First, identify the source of these RPC calls:
# Monitor RPC calls in real-time
sudo rpcinfo -p
sudo tcpdump -i lo -nn 'port 111' -c 100
# Check which processes use RPC (run as root)
lsof -i :111
netstat -tulp | grep rpc
For temporary relief, adjust these sysctl values:
# Reduce TIME_WAIT duration (default 60)
echo 30 > /proc/sys/net/ipv4/tcp_fin_timeout
# Enable TIME_WAIT reuse (Linux 4.1+)
echo 1 > /proc/sys/net/ipv4/tcp_tw_reuse
# Increase available port range
echo '1024 65000' > /proc/sys/net/ipv4/ip_local_port_range
Make changes permanent by adding to /etc/sysctl.conf:
net.ipv4.tcp_fin_timeout = 30
net.ipv4.tcp_tw_reuse = 1
net.ipv4.ip_local_port_range = 1024 65000
For sustainable fixes:
- RPC Client Optimization: Configure clients to reuse connections (NFS mount options, rpcbind settings)

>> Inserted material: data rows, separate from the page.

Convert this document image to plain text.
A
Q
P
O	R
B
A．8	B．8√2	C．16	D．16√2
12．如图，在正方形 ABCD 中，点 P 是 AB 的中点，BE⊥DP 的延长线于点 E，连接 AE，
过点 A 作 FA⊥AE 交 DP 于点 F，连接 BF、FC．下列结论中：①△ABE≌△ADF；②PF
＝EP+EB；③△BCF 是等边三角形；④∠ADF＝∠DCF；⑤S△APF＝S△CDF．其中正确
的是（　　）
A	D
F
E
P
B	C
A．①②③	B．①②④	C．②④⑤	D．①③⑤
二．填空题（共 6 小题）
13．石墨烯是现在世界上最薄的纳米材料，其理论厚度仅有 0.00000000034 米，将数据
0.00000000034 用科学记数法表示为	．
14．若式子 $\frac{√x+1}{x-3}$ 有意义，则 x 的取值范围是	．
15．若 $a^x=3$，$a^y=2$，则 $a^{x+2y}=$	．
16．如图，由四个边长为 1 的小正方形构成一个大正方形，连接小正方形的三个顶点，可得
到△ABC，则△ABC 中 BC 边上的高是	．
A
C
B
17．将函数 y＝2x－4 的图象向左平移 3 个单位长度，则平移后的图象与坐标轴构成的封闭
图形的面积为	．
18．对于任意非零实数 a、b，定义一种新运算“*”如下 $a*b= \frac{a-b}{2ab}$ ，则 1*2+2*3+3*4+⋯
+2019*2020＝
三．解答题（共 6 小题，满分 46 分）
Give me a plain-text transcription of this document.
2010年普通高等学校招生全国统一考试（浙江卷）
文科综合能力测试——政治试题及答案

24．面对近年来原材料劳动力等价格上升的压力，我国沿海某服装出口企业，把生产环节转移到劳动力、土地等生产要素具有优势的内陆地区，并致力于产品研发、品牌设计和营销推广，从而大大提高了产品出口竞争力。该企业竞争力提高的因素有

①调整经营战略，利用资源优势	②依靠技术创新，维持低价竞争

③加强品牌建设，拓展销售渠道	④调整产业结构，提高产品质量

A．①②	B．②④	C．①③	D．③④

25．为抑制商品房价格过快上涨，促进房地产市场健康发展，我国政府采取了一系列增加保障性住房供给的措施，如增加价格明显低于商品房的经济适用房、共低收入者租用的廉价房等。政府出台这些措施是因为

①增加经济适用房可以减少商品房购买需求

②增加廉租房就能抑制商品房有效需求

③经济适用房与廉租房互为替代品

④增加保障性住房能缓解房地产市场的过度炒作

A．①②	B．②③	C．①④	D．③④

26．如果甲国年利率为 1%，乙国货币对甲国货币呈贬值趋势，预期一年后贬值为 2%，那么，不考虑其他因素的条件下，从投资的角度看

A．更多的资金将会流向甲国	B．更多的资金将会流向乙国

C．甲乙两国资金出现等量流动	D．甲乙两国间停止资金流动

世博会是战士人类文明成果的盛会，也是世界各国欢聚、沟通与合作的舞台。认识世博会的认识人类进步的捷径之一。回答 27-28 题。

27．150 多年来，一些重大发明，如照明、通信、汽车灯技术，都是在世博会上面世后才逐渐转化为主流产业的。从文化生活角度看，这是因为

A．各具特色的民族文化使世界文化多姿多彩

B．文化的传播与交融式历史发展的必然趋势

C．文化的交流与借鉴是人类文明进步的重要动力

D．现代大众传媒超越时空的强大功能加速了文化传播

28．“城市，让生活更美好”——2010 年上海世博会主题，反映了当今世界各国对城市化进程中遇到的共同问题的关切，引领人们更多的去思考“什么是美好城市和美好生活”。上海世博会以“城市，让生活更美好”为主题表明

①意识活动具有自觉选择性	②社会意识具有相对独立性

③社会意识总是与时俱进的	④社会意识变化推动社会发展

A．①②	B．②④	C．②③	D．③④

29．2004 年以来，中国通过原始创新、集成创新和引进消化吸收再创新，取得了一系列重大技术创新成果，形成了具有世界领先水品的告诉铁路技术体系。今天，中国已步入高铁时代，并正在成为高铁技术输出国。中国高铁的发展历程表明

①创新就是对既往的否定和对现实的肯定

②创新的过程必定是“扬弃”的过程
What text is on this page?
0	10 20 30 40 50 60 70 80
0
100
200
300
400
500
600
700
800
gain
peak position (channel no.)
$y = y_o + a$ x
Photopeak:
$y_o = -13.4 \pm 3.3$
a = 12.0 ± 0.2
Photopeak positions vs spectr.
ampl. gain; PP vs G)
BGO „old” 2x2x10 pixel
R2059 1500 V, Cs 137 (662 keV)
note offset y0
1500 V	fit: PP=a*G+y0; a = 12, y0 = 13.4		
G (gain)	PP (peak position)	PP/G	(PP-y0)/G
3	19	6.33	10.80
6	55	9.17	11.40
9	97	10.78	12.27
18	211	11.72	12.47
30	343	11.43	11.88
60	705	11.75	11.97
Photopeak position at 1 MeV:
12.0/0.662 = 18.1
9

- Connection Pooling: Implement keepalive for RPC clients
- Service Isolation: Containerize services making excessive RPC calls
Example NFS client optimization:
mount -o proto=tcp,vers=3,timeo=600,retrans=2,hard,intr \
nfsserver:/share /mnt/share
Set up alerts for TIME_WAIT buildup:
# Nagios check example
#!/bin/bash
WARN=1000
CRIT=5000
count=$(netstat -ant | grep -c 'TIME_WAIT.*:111')
if [ $count -gt $CRIT ]; then
echo "CRITICAL: $count RPC TIME_WAIT connections"
exit 2
elif [ $count -gt $WARN ]; then
echo "WARNING: $count RPC TIME_WAIT connections"
exit 1
else
echo "OK: $count RPC TIME_WAIT connections"
exit 0
fi